The most severe damage to schools and hospitals occurred in the Rockaways, Staten Island and south Brooklyn, officials said. There are 37 schools that remain closed due to structural damage.
Officials said Bellevue Hospital Center, Coney Island Hospital and the Coler-Goldwater Specialty Hospital and Nursing Facility on Roosevelt Island all sustained extensive damage.
An official says Bellevue and Coney Island hospitals won't be fully running until early next year.
Coney Island is already running outpatient services. City Health and Hospitals Corp. President Alan Aviles said Monday that Bellevue expects to start offering outpatient services Nov. 19.
Aviles says the next focus will be reopening the hospitals' emergency rooms.
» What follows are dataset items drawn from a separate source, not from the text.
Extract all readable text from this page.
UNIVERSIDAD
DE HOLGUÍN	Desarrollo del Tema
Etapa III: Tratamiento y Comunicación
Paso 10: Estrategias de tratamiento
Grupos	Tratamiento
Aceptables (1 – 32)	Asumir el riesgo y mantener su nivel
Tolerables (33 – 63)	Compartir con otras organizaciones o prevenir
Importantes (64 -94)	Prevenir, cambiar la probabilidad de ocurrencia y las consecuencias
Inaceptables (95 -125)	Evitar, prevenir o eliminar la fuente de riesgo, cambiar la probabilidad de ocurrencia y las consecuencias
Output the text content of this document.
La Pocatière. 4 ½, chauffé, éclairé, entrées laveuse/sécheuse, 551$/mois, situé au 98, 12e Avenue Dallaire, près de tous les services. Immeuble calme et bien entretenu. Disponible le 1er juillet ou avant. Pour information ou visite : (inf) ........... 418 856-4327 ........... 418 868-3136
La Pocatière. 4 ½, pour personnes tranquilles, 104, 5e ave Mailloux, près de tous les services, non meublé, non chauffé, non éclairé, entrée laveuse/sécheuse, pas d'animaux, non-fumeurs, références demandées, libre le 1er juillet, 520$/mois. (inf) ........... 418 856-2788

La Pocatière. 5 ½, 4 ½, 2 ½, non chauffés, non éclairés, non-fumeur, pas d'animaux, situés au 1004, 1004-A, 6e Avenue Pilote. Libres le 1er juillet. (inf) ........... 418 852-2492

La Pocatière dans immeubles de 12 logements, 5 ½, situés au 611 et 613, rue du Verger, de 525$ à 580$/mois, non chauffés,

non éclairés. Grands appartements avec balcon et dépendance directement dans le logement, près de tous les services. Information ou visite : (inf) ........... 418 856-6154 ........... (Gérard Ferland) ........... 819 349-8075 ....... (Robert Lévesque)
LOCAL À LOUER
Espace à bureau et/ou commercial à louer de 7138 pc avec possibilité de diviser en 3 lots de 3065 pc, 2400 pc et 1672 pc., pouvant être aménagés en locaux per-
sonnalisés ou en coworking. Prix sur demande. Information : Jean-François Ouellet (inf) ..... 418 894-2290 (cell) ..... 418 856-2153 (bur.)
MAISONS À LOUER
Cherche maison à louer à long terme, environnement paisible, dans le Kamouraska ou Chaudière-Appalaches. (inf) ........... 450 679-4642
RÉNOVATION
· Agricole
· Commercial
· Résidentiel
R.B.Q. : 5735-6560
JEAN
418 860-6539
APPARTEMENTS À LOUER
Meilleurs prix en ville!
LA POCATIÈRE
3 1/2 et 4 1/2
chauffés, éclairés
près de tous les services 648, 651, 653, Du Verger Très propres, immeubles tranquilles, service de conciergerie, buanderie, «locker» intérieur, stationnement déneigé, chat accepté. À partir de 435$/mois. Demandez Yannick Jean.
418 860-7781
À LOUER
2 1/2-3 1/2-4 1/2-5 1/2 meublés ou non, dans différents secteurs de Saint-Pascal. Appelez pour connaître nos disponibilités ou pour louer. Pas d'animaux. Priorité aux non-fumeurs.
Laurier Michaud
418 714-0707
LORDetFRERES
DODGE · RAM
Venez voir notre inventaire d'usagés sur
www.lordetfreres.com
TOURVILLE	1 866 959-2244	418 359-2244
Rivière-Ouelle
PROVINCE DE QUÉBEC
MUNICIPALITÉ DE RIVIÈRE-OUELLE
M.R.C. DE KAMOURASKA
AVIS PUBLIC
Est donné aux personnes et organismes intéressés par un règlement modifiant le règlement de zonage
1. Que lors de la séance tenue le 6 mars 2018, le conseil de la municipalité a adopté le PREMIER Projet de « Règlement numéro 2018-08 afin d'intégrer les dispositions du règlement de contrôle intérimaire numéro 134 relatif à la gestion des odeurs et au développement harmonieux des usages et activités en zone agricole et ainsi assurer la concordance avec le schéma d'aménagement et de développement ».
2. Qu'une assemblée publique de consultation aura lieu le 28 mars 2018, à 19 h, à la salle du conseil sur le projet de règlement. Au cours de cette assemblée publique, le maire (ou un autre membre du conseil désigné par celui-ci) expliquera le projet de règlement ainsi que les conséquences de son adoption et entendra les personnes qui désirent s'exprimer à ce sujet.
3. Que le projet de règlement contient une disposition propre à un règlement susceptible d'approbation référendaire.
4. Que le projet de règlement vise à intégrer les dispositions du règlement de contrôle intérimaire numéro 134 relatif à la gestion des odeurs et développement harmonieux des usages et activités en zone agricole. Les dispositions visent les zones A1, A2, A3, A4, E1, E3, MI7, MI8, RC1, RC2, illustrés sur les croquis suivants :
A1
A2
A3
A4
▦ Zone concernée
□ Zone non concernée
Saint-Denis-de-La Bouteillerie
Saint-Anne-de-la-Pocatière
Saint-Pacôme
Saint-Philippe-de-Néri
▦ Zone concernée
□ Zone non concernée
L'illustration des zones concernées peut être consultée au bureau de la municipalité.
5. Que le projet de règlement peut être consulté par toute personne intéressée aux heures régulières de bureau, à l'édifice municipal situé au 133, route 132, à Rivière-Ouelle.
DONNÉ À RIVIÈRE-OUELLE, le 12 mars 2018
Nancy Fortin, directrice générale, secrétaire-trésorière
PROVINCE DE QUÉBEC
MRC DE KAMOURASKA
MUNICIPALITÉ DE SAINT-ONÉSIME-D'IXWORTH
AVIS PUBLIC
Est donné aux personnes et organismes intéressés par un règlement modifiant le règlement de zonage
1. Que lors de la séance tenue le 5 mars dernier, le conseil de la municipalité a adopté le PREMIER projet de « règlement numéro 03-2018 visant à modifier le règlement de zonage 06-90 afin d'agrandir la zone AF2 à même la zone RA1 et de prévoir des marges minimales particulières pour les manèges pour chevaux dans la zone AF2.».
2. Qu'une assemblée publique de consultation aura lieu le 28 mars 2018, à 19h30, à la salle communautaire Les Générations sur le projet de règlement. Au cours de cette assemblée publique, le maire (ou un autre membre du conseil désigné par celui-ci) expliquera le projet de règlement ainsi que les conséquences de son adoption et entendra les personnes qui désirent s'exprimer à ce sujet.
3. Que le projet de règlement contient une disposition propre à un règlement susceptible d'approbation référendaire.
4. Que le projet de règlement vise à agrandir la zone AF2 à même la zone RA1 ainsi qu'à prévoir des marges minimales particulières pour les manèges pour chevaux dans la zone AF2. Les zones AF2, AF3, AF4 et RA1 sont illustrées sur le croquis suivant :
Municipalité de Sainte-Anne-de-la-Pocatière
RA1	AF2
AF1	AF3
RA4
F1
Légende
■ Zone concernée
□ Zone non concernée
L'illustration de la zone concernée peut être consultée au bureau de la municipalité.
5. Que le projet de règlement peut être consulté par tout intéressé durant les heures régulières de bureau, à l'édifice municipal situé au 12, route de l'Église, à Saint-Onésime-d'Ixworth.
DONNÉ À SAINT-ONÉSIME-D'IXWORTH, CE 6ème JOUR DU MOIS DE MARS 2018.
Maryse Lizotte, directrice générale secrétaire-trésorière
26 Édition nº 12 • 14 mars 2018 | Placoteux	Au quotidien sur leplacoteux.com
Aviles says that will require state permission, especially since Bellevue's emergency room would have to run on generator power for a while.
He says the operating rooms, critical care units and other facilities could open by Jan. 1 at Coney Island and the first week of February at Bellevue.
Speaking from P.S. 207 in Howard Beach, City Council Speaker Christine Quinn said the extra funds are critical to the city's ability to operate.
"We in the [City] Council tomorrow will move forward with allocating, at the mayor's request, $500 million additional to the capital budget to make sure that the great institutions of our Health and Hospitals Corporation are up and running as quickly as possible and that the schools in the city of New York which hae been damaged, some which have yet to open like this school, can open as quickly as possible," Quinn told reporters.
The city council will vote on the plan on Tuesday. Bloomberg said the city has already spent $134 million on storm-related emergency relief.
City Comptroller John Liu said the city will work to recover these funds from FEMA.